After years of trying to close an airport hated by many local residents, the city of Santa Monica reached a deal with federal officials allowing the city to shut down all operations at the airport by the end of 2028.
That’s a ways off, but the city is celebrating the agreement as a major victory, given the Federal Aviation Administration’s long resistance to the airport’s closure. State Assemblymember and former Santa Monica Mayor Richard Bloom called the deal a “watershed moment in Santa Monica history.”
Residents living near the airport have long complained about the effects of plane noise and pollution on their overall quality of life. And though small carriers and private plane owners have argued the small airport is a necessary hub serving the Westside, city officials have steadfastly advanced plans to shut down the airport and replace much of it with a park.

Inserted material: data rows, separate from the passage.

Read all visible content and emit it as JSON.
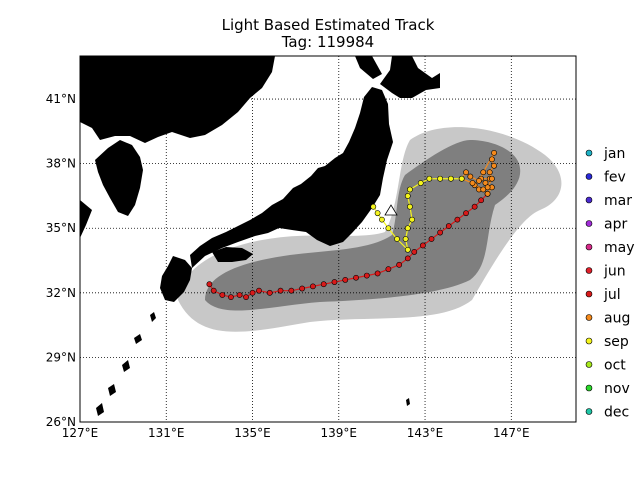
{
  "title": "Light Based Estimated Track",
  "subtitle": "Tag: 119984",
  "chart_data": {
    "type": "map",
    "lon_range": [
      127,
      150
    ],
    "lat_range": [
      26,
      43
    ],
    "lon_ticks": [
      127,
      131,
      135,
      139,
      143,
      147
    ],
    "lat_ticks": [
      26,
      29,
      32,
      35,
      38,
      41
    ],
    "lon_tick_labels": [
      "127°E",
      "131°E",
      "135°E",
      "139°E",
      "143°E",
      "147°E"
    ],
    "lat_tick_labels": [
      "26°N",
      "29°N",
      "32°N",
      "35°N",
      "38°N",
      "41°N"
    ],
    "grid": true,
    "legend_position": "right",
    "legend": [
      {
        "label": "jan",
        "color": "#1fb2c6"
      },
      {
        "label": "fev",
        "color": "#2a2ad8"
      },
      {
        "label": "mar",
        "color": "#4a2ad0"
      },
      {
        "label": "apr",
        "color": "#a12cd8"
      },
      {
        "label": "may",
        "color": "#d82a8a"
      },
      {
        "label": "jun",
        "color": "#e0202a"
      },
      {
        "label": "jul",
        "color": "#d81a1a"
      },
      {
        "label": "aug",
        "color": "#f58a1c"
      },
      {
        "label": "sep",
        "color": "#f5f51c"
      },
      {
        "label": "oct",
        "color": "#a6e81c"
      },
      {
        "label": "nov",
        "color": "#2ad82a"
      },
      {
        "label": "dec",
        "color": "#1fc6a6"
      }
    ],
    "track": [
      {
        "month": "jul",
        "points": [
          [
            133.0,
            32.4
          ],
          [
            133.2,
            32.1
          ],
          [
            133.6,
            31.9
          ],
          [
            134.0,
            31.8
          ],
          [
            134.4,
            31.9
          ],
          [
            134.7,
            31.8
          ],
          [
            135.0,
            32.0
          ],
          [
            135.3,
            32.1
          ],
          [
            135.8,
            32.0
          ],
          [
            136.3,
            32.1
          ],
          [
            136.8,
            32.1
          ],
          [
            137.3,
            32.2
          ],
          [
            137.8,
            32.3
          ],
          [
            138.3,
            32.4
          ],
          [
            138.8,
            32.5
          ],
          [
            139.3,
            32.6
          ],
          [
            139.8,
            32.7
          ],
          [
            140.3,
            32.8
          ],
          [
            140.8,
            32.9
          ],
          [
            141.3,
            33.1
          ],
          [
            141.8,
            33.3
          ],
          [
            142.2,
            33.6
          ],
          [
            142.5,
            33.9
          ],
          [
            142.9,
            34.2
          ],
          [
            143.3,
            34.5
          ],
          [
            143.7,
            34.8
          ],
          [
            144.1,
            35.1
          ],
          [
            144.5,
            35.4
          ],
          [
            144.9,
            35.7
          ],
          [
            145.3,
            36.0
          ],
          [
            145.6,
            36.3
          ],
          [
            145.9,
            36.6
          ]
        ]
      },
      {
        "month": "aug",
        "points": [
          [
            145.9,
            36.6
          ],
          [
            146.1,
            36.9
          ],
          [
            145.8,
            37.1
          ],
          [
            146.0,
            37.3
          ],
          [
            145.6,
            37.3
          ],
          [
            145.3,
            37.0
          ],
          [
            145.5,
            36.8
          ],
          [
            145.9,
            36.9
          ],
          [
            146.1,
            37.3
          ],
          [
            146.0,
            37.6
          ],
          [
            146.2,
            37.9
          ],
          [
            146.1,
            38.2
          ],
          [
            146.2,
            38.5
          ],
          [
            145.7,
            37.6
          ],
          [
            145.5,
            37.2
          ],
          [
            145.1,
            37.4
          ],
          [
            144.9,
            37.6
          ],
          [
            144.7,
            37.3
          ],
          [
            145.2,
            37.1
          ],
          [
            145.7,
            36.8
          ]
        ]
      },
      {
        "month": "sep",
        "points": [
          [
            144.7,
            37.3
          ],
          [
            144.2,
            37.3
          ],
          [
            143.7,
            37.3
          ],
          [
            143.2,
            37.3
          ],
          [
            142.8,
            37.1
          ],
          [
            142.3,
            36.8
          ],
          [
            142.2,
            36.5
          ],
          [
            142.3,
            36.0
          ],
          [
            142.4,
            35.4
          ],
          [
            142.2,
            35.0
          ],
          [
            142.1,
            34.5
          ],
          [
            142.2,
            34.0
          ],
          [
            141.7,
            34.5
          ],
          [
            141.3,
            35.0
          ],
          [
            141.0,
            35.4
          ],
          [
            140.8,
            35.7
          ],
          [
            140.6,
            36.0
          ]
        ]
      }
    ]
  }
}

In August, a federal judge issued a ruling requiring the airport to stay open until at least 2023. The next week, the city council passed a resolution calling for the airport’s closure in 2018, along with a major expansion of the park that already exists at the site.
Now, local officials have acquiesced to the FAA’s demands to keep the airport operational for the next decade, but in exchange, the city will be allowed to shorten its runway, limiting the amount of jet traffic able to pass through the airport.
Santa Monica will also be able to provide its own fixed based operation service, meaning that tasks like refueling and maintenance will be carried out by the city itself, rather than a third-party organization.
The deal resolves dozens of court cases between the city and the FAA, and will clear the way for the city to redevelop the land once the airport officially closes on December 31, 2028.